Колдовство

Сергей Сокуров
Предисловие к настоящей публикации

Эту новеллу из триптиха «Что в имени тебе моём?» советские цензоры, бывшие при каждом издательстве, в печать не пропускали.  Дескать,  какая-то мрачная мистика, искажающая образ  «революционного демократа»,  автора «Деревни» и «Гаврилиады», певца «разума» и «обломков самовластья».  Поэтому «Колдовство» единственный раз увидело свет в книге, изданной в 2007 году. Здесь – новый вариант новеллы.  Она написана  по размышлениям  над странным (так показалось мне)  свойством Пушкинского поэтического голоса вдруг изменять себе – петь голосом чужим,  но не пародируя,  а полностью перевоплощаясь в того или  иного собрата по перу.  Однако «странность» не в  самой безукоризненной имитации.
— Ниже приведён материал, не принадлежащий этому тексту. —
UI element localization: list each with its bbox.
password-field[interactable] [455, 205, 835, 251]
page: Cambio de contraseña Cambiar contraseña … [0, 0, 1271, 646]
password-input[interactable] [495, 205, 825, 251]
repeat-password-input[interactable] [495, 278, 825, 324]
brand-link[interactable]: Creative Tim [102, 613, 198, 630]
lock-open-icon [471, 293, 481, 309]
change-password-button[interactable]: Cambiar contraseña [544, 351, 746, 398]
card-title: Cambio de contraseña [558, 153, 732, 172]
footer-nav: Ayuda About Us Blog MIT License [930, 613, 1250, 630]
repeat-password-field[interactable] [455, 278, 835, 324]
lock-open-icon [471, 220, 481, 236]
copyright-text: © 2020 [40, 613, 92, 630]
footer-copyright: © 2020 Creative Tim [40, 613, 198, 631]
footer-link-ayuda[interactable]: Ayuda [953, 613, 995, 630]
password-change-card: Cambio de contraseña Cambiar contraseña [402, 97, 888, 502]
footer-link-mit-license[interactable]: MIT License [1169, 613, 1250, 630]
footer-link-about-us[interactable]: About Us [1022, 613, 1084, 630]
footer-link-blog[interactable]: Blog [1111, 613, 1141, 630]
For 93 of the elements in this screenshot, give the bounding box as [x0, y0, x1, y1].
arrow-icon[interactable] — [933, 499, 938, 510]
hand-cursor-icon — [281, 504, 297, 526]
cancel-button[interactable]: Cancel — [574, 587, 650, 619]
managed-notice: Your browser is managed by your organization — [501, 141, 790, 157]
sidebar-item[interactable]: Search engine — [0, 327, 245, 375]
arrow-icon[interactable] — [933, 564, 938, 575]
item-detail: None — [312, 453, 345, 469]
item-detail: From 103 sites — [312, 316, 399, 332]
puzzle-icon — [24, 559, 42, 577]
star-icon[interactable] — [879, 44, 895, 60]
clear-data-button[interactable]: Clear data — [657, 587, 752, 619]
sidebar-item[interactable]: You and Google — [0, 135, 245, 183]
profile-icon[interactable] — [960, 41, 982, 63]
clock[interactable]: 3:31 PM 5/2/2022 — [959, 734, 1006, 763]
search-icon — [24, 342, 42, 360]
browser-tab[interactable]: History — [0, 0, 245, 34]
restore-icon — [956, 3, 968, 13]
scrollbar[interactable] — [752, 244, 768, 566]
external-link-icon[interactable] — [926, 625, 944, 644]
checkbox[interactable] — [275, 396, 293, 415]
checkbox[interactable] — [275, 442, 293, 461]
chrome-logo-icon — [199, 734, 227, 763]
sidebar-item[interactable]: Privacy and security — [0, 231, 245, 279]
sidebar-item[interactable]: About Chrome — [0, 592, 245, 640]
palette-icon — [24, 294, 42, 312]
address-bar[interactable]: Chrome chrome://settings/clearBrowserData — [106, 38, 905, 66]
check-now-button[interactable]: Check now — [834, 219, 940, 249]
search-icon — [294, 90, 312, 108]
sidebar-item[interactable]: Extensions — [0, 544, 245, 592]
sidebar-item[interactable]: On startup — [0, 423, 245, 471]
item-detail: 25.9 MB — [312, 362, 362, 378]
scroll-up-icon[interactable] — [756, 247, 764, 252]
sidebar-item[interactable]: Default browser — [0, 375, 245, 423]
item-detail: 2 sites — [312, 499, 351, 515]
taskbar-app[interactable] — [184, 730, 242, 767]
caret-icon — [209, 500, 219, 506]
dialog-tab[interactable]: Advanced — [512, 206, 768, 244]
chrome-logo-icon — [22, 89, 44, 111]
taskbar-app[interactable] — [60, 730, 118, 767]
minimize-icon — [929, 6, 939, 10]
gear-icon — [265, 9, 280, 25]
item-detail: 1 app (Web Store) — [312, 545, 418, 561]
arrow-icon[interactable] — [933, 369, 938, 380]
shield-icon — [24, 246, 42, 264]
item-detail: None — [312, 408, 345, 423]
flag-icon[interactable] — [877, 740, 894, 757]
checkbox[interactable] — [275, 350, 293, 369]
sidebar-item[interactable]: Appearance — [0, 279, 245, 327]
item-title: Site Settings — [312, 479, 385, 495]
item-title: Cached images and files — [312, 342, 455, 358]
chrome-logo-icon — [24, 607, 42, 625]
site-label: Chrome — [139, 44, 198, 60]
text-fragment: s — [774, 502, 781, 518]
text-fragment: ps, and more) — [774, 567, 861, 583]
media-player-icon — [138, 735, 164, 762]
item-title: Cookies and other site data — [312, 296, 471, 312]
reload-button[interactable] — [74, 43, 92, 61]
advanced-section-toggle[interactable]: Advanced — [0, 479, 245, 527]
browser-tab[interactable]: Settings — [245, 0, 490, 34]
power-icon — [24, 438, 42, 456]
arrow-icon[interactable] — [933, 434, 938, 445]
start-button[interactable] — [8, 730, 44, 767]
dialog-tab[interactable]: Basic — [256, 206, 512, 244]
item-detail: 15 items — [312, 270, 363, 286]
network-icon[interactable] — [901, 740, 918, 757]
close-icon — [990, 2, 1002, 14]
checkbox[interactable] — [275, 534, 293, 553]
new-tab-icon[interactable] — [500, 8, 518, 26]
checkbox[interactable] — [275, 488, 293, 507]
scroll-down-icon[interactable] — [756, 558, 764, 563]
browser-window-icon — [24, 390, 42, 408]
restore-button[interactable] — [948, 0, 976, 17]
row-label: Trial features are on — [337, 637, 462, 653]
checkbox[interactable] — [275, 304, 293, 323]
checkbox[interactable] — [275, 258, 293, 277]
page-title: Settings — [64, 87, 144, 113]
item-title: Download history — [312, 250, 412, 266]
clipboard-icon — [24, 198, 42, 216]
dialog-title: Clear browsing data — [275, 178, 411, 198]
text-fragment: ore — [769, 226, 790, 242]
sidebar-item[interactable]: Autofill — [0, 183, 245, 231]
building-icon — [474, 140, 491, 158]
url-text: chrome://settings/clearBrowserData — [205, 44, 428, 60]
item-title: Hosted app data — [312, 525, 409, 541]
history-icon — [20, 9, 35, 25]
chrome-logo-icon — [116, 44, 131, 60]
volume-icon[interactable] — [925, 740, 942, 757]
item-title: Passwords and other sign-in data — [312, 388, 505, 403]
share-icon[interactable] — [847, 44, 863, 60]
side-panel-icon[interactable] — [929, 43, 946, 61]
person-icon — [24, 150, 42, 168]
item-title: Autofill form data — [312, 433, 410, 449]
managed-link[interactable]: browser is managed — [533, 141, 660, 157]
У Пушкина есть стихи, будто бы написанные  творцами, которые выйдут на литературную арену после него – Лермонтов, Есенин,  например.  Как он  предвидел их появление?  Совершенно самостоятельных авторов со своим индивидуальным поэтическим голосом.  Мне кажется, что не предвидел, а способностью, наделённой свыше,  порождал, видя далеко вперёд.  Мои смутные ощущения  переданы в новелле  по впечатлениям от двух пушкинских стихотворений. Одно начинается строками  «Я вас любил: любовь еще, быть может, // В душе моей угасла не совсем…». В них я явственно слышу Лермонтова.  Второе -  «Не спрашивай, зачем душой остылой //  Я разлюбил весёлую любовь …». Что скажете? А я скажу – Есенин. Понимаю, позиция моя шатка. В спор с критиками вступать не стану.  Не исключено, что никто из читателей со мной не согласится,  и все они окажутся правы.

*
Такое уже случалось с ним.    Сначала - длинные пресные дни хандры и безделья, когда чистый лист бумаги, будто заснеженная равнина, навевает тоску, а изгрызенное перо кажется бревном - не удержать в непослушных пальцах. Затем лихорадочная, день и ночь, работа, потом...

Потом начиналось необъяснимое. Поэт не мог понять - сон это или явь. Казалось, и то и другое - странное состояние истощённого мозга: мгновенное забытьё и пробуждение на миг. Воображение и действительность рождали образы полуфантастические - полуреальные, и он едва успевал разглядеть их. Являлись родные и друзья, и пятна-лица с забытыми именами, и лица милые (их не забыть ему вовек), и лица тех, кого нельзя забыть, а то подашь ненароком руку... Что-то говорили ему, но он слушал рассеянно, всё заглядывал поверх голов, всё высматривал кого-то. И тот, кого он ждал с нетерпением и замиранием сердца, вдруг оказывался рядом.

Незнакомец держался особняком. Ни с кем не заговаривал, да и к нему никто не обращался. Похоже было, другие его просто не видели. Он, казалось, избегал смотреть в сторону поэта, но когда взгляды их встречались, поэт будто бы слышал крик. Немой крик, исторгнутый сердцем: «Почему ты медлишь? Я жду!». И это восклицание давало толчок поэтическому воображению: разноцветными огнями вспыхивали образы, звучали слова, вплетаясь в мелодию-рифму. А когда под сводом черепа замирал последний звук прекрасно и неповторимо построенной русской речи, незнакомец, получив своё, уходил сквозь не видящую его толпу.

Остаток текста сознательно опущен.